There are ways in which this can be done. They imply a fairly robust data capture process and some in-depth analytical tools and resource, but there may be elements of this that can be taken up and used by all companies, at least as a starting point to understand the true impact of all channels better; in my experience, companies often have better quality data than they think they do.
The complete picture – copying Daddy Pig’s tracing paper.
Tracing paper allows us to see the different layers along the same plane; the complete picture builds up when you layer the paper on top in the correct alignment. This is just like how we want to build up a picture of a customer’s multichannel browsing experience; each channel or device is like its own layer of tracing paper which can tell its own story on its own, but only gives the full, correct meaning when it is aligned with all the other channels connected to it.
Just like Daddy Pig’s technical drawing tracing paper, though, for this alignment to be correct, we need some consistent markers on each sheet so that we know when each sheet is correctly lined up. Without these guidelines, we will not know how each channel should correctly match up.
The same principle therefore applies to cross-device channel alignment. Without a marker that appears in the same place in each sheet of tracing paper, we won’t know when things line up. That’s why we need to ensure that we have at least one consistent value set for the same customer across all channels.
Or at least, that’s what we thought. It turns out it is better if there are two markers. But you still have to do a lot of the drawing and tracing yourself.
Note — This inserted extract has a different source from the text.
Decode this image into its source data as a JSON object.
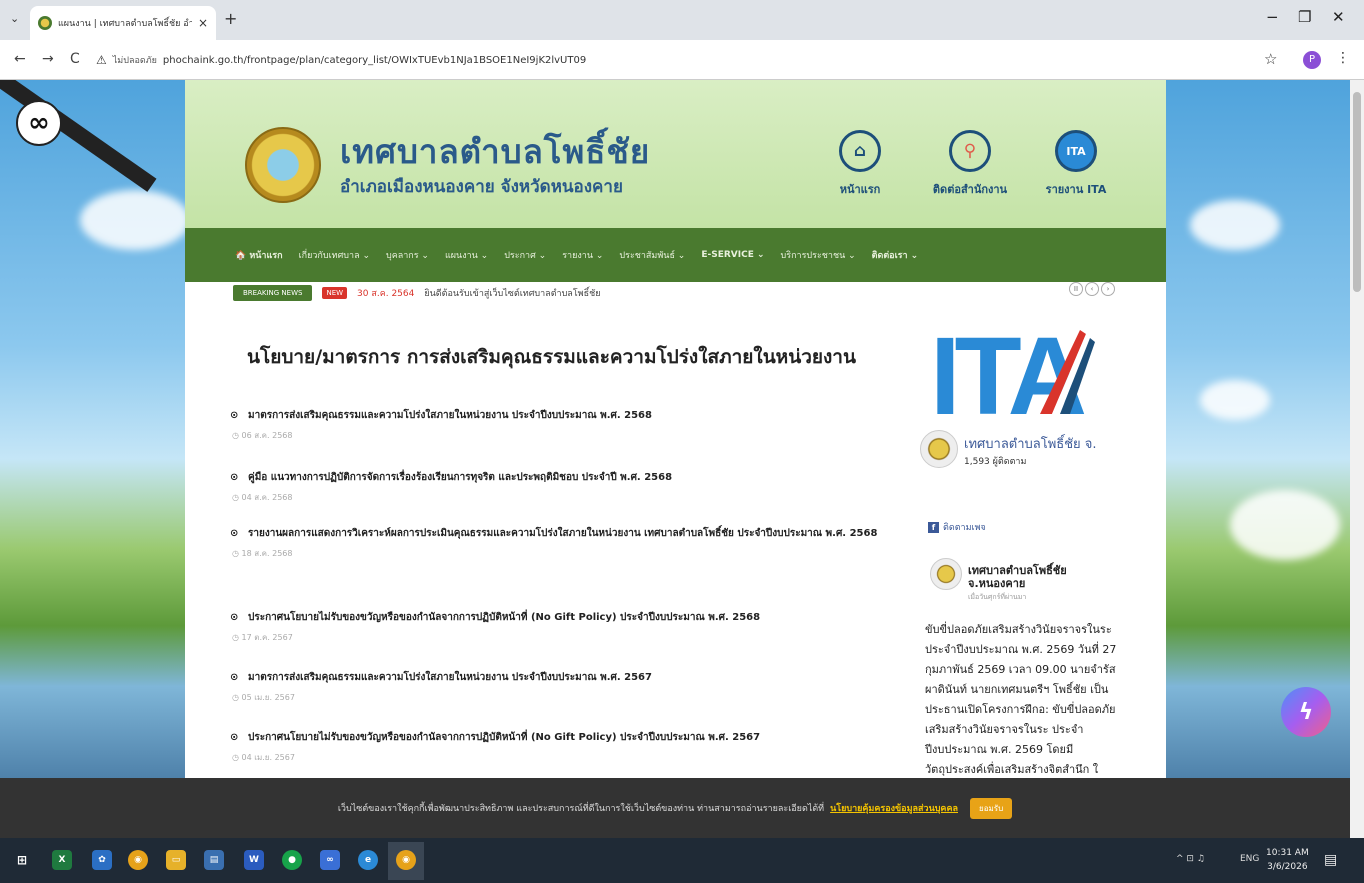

Originally (we’re talking years ago) the industry thought we could set a consistent Visitor ID value, every time the customer logs in, across any channel, thereby ensuring that this is set as the same for the same visitor, wherever they are. Just as the technology started to catch up with this, so did the legislation, and GDPR, rightly, limited the ubiquity of this, unless customers provided consent.
The reality now is both simpler, and more effort. It’s simpler because the ability to use technology to manage a consistent customer ID as a “key” has advanced, so many solutions can do this, or can be built to do it, so you can track customers in the individual session, and across different devices. At the same time, you need to make sure that you have the right permissions from your customers, and you need to understand, and explain, how you will use the data when you capture it in the first place.
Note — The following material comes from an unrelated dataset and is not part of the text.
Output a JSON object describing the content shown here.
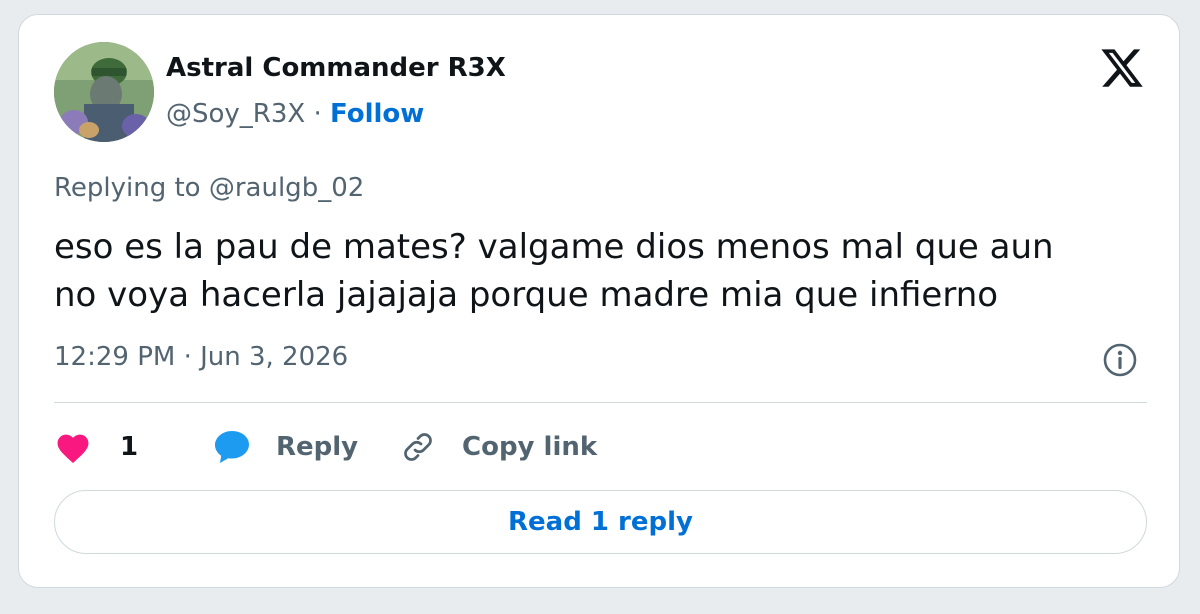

So, the data capture piece is relatively simple, and the explanation and consent takes some planning, and some thinking, which can be harder, but still eminently achievable. A bit like using tracing paper to design a blueprint.
Where the real effort comes in is with the analysis. The data will need to be extracted and analysed separately to come up with the correct models. This requires more in-depth analysis tools and resources who can understand these data sets. This is partly where the recent explosion in data science applications, platforms and techniques can help. A bit like taking a blueprint, and turning it into a real building. Just like Daddy Pig!